Activities and Levels of Bleeding Risk They May Carry Ranked by Physical Therapists
Repetitive movements, fitness level, and prolonged and competitive physical activity are among the factors that raise bleeding risks for people with hemophilia taking part in such activities, a study based on a survey of physical therapists in the U.S. reports.
Duration of training and safety equipment were seen as modifiable factors, and specific activities — from football and archery to yoga, walking and Frisbee — were ranked in terms of bleeding and injury risks.
The study, “Ranges and drivers of risk associated with sports and recreational activities in people with haemophilia: results of the Activity‐Intensity‐Risk Consensus Survey of US physical therapists,” appeared in the journal Haemophilia.
Concerns about causing bleeds, particularly in the muscles or joints, is constant for people with bleeding disorders who participate in physical activity.
Improvements in factor replacement therapy and accumulating evidence on the benefits of exercise have led to physical activity being recommended for this patient population to improve fitness and promote normal neuromuscular and bone development.
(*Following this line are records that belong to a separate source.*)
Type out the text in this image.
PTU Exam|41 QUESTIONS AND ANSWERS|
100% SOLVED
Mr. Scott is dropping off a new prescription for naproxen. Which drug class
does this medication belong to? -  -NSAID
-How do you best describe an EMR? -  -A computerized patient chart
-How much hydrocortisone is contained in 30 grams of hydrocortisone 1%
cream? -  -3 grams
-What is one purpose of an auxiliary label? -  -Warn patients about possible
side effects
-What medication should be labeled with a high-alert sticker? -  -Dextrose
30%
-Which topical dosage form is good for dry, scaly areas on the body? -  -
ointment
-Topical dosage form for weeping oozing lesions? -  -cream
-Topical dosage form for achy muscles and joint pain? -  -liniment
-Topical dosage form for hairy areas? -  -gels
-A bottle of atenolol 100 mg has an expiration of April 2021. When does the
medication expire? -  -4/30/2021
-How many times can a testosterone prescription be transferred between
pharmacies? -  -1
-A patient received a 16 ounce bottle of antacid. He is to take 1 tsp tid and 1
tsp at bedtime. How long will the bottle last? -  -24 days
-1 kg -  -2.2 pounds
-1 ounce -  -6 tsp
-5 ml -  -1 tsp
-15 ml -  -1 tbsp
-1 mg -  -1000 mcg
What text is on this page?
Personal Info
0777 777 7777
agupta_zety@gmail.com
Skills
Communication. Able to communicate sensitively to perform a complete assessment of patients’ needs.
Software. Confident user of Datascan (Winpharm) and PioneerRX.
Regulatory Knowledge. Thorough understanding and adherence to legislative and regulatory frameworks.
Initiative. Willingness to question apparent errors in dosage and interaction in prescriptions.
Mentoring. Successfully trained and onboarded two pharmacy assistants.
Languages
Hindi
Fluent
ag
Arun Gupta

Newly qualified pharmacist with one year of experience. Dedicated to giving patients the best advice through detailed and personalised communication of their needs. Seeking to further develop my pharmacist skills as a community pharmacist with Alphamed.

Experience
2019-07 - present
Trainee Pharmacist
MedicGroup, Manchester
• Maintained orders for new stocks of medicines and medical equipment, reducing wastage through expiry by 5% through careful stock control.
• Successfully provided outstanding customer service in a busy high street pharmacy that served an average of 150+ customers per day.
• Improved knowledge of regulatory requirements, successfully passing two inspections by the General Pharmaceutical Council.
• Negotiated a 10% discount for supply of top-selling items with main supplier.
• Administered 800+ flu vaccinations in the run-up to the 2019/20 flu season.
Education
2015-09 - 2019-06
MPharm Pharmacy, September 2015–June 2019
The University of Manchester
Patients with hemophilia are generally advised to consider the risk of injury before starting an exercise program or activity and to consult with experienced physical therapists (PTs). However, evidence is scarce and helpful materials are lacking on the risks of specific activities, and not all treatment centers have adequate experience in this area.
The Activity‐Intensity‐Risk (AIR) study was designed to address these gaps and to define modifiable drivers of risk. A survey as to the risk of injury associated with 101 sports and recreational activities was administered to peer‐nominated PTs in the U.S. hemophilia treatment center network. The therapists assigned risk scores ranging from minimum (one) to maximum (five), and indicated bleeding risks in six joints and three categories of injury — bruising, muscle bleeding, and head injury.
A consensus meeting then categorized identified risk factors as inherent or modifiable, and activity‐driven or patient‐driven. A multi‐specialist group — including physicians, nurses, nurse practitioners, PTs and social workers — also evaluated how the findings may be used in communicating with patients and their families.
A total of 17 peer-nominated physical therapists participated in the study; overall, these people had a median experience of 24 years as a PT and of 16 years at a hemophilia treatment center. Fifteen PTs reported treating both adults and children.
Eight therapists participated in the consensus meeting. Fifteen drivers of bleeding risk were identified: progression from seasonal to year‐round participation, overuse/overtraining, improper body mechanics, repetitive motion, prolonged position, competitive activities, tournament effect (or duration), fitness level, field or surface condition, impact with other players, impact with surface/ball/equipment, impact due to a fall or accident, use of safety equipment, risky tricks or stunts, and hemophilia‐specific risk for injury.
Inherent risks included impact activities, such as those involving an impact with a ball or exercise equipment, and field or surface conditions. Modifiable risks included whether safety equipment was used, if tricks or stunts were involved, body mechanics, and whether overuse or overtraining took place.
Drivers most frequently identified as activity‐driven included body mechanics and training and repetitive motion. In turn, drivers most often indicated as patient-driven risks were overuse or overtraining, year-round activity, and use of safety equipment.
Swimming, even if year-round competitive, was associated with low-risk scores. Other low-risk activities were fishing, Frisbee, Frisbee golf, gardening, snorkeling, stationary bicycling, tai chi fitness classes and martial arts, walking, and water aerobics. In contrast, boxing, mixed martial arts, rodeo, rugby, and tackle football had consistent high risk scores.
Different positions and participation levels correlated with variable risks within specific sports. Examples included baseball pitcher and catcher positions, which were associated with greater median minimum and maximum risk ratings compared with other baseball positions, and football participation levels — flag football is less risky than tackle football, especially for head injury.
In baseball, risks for shoulder and elbow bleeding were identified by most PTs participants for all positions, but risks for wrist bleeding was highest for pitchers (76%), and of knee bleeding was highest for catchers (100% of respondents). In turn, soccer goalies had greater reports of risks in the shoulders, elbows and wrists, but lower in the knees and ankles than other soccer positions.
Most activities were associated with bleeding risks in multiple joints, although some activities were highly specific for certain joints. One example is archery, with specific risks for the shoulders (86%), elbows (93%) and wrists (64%). Risk for bruising ranged from 0% (yoga) to 100% (wrestling), while head injury risks ranged from 0% (bowling) to 100% (skateboarding). Almost all activities were identified as having a specific risk for muscle bleeding by most participants, ranging from 33% (walking) to 100% (bicycling).
“This report of the AIR study provides a comprehensive resource that individuals may use to inform and facilitate discussion regarding selection of appropriate activities and optimal risk management strategies,” the scientists wrote.